Development and Bio-Predictive Evaluation of Biopharmaceutical Properties of Sustained-Release Tablets with a Novel GPR40 Agonist for a First-in-Human Clinical Trial

Abstract

Sustained-release (SR) formulations may appear advantageous in first-in-human (FIH) study of innovative medicines. The newly developed SR matrix tablets require prolonged maintenance of API concentration in plasma and should be reliably assessed for the risk of uncontrolled release of the drug. In the present study, we describe the development of a robust SR matrix tablet with a novel G-protein-coupled receptor 40 (GPR40) agonist for first-in-human studies and introduce a general workflow for the successful development of SR formulations for innovative APIs. The hydrophilic matrix tablets containing the labeled API dose of 5, 30, or 120 mg were evaluated with several methods: standard USP II dissolution, bio-predictive dissolution tests, and the texture and matrix formation analysis. The standard dissolution tests allowed preselection of the prototypes with the targeted dissolution rate, while the subsequent studies in physiologically relevant conditions revealed unwanted and potentially harmful effects, such as dose dumping under an increased mechanical agitation. The developed formulations were exceptionally robust toward the mechanical and physicochemical conditions of the bio-predictive tests and assured a comparable drug delivery rate regardless of the prandial state and dose labeled. In conclusion, the introduced development strategy, when implemented into the development cycle of SR formulations with innovative APIs, may allow not only to reduce the risk of formulation-related failure of phase I clinical trial but also effectively and timely provide safe and reliable medicines for patients in the trial and their further therapy.
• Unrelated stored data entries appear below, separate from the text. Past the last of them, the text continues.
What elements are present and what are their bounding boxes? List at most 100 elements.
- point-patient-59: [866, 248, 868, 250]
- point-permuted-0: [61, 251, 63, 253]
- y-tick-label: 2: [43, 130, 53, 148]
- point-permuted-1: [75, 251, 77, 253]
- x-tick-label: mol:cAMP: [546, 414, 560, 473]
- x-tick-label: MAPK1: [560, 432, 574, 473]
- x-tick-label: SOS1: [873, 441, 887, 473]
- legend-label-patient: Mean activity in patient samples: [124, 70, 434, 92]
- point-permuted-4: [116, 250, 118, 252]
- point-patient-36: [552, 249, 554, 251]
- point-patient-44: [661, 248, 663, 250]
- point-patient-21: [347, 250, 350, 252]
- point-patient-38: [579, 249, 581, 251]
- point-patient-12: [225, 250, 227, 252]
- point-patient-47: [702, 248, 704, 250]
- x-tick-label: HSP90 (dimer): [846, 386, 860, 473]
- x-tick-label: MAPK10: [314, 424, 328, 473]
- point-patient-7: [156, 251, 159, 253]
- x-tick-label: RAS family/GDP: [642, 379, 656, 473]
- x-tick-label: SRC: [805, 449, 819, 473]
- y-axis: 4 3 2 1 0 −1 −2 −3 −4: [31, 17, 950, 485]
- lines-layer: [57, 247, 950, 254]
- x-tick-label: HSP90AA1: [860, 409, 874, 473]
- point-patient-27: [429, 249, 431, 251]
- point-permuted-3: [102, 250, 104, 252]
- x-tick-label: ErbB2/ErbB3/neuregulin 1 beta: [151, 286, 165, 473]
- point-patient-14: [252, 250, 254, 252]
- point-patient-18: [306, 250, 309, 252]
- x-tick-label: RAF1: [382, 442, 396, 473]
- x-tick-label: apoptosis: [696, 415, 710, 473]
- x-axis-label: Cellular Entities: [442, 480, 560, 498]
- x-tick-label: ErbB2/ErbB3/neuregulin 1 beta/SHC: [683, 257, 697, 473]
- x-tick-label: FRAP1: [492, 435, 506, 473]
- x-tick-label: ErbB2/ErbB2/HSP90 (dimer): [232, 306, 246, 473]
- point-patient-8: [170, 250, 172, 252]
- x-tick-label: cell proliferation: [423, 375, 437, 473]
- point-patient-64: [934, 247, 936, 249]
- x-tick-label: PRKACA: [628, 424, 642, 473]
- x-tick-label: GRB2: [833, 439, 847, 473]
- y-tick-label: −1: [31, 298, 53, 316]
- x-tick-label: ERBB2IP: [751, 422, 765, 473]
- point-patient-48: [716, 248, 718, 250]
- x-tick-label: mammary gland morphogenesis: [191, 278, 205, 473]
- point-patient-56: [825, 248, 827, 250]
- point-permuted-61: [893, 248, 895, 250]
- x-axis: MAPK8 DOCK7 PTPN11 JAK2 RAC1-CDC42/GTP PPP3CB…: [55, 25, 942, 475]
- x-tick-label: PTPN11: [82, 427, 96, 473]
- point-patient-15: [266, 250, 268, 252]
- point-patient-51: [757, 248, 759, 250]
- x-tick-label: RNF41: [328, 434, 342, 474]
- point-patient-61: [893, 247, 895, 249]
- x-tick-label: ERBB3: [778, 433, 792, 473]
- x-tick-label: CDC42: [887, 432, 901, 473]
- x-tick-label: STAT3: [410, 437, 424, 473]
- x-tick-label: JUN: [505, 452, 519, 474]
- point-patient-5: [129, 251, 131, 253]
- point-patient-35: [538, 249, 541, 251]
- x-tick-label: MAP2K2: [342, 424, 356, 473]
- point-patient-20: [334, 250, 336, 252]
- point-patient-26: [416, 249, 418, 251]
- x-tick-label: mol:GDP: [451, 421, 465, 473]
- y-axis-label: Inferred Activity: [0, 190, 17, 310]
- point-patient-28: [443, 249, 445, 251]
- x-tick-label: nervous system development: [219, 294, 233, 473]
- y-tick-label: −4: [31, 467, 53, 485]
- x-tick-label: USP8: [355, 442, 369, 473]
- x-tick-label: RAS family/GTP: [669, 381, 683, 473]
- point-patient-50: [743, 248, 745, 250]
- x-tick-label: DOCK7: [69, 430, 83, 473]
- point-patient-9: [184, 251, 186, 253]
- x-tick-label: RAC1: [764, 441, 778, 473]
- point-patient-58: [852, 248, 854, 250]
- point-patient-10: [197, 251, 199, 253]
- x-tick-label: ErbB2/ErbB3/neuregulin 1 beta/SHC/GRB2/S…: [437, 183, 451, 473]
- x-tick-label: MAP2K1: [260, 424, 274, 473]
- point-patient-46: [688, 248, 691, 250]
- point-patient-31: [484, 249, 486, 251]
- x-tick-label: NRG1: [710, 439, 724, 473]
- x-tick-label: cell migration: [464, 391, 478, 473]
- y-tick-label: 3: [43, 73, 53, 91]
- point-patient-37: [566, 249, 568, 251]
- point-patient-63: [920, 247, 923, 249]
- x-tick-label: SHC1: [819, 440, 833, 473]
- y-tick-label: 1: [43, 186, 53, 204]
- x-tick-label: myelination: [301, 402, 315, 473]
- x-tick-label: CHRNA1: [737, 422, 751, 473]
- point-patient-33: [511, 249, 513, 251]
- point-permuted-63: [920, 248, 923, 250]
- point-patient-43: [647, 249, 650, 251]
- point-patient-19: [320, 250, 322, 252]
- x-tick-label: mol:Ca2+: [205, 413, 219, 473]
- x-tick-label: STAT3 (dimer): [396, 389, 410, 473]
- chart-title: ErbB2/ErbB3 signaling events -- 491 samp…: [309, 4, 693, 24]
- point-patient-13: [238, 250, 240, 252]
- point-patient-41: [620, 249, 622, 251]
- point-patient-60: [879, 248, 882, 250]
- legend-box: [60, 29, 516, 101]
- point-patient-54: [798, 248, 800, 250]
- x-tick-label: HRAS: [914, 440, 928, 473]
Keywords: GPR40 agonist; biorelevant dissolution testing; first in human clinical trials; simulation of gastrointestinal passage; stress test device; sustained-release tablets.

Figure 1

The analysis workflow.

Figure 2

The dissolution profiles obtained in the USP II paddle apparatus in phosphate buffer pH = 6.8. Profiles for prototypes (Panels A and B) are presented as means from n = 3 replicates, while final formulations of hardness 185–225 N (Panel C) are presented as means from n = 6 replicates, and standard deviations as error bars.

Figure 3

Mean deformation profiles obtained for the final formulations of hardness 185–225 N (n = 3) with standard deviations presented as shaded areas.

Figure 4

Comparison of dissolution profiles obtained in biorelevant media in the StressTest device under simulated standard fasted and fed conditions. (A,B) Dissolution profiles of the prototypes. (C,D) Dissolution profiles of the final formulations of different hardnesses, containing 5, 30, and 120 mg of the API. The data are presented as means of the cumulative amount of the drug released in percent (n = 6 for final, J and K batches, n = 3 for batches H and I under simulated fasted conditions, n = 2 for batches H and I under simulated fed conditions) with standard deviations presented as shaded areas.

Figure 5

Comparison of dissolution profiles of the final formulations (hardness 185–225 N) containing 5, 30, and 120 mg API, obtained in biorelevant media in the StressTest device under simulated modified fasted and fed conditions. The data are presented as means of the cumulative amount of the drug released in percent (n = 6, n = 4 for the “Increased agitation” protocol under simulated fed conditions) with standard deviations presented as shaded areas.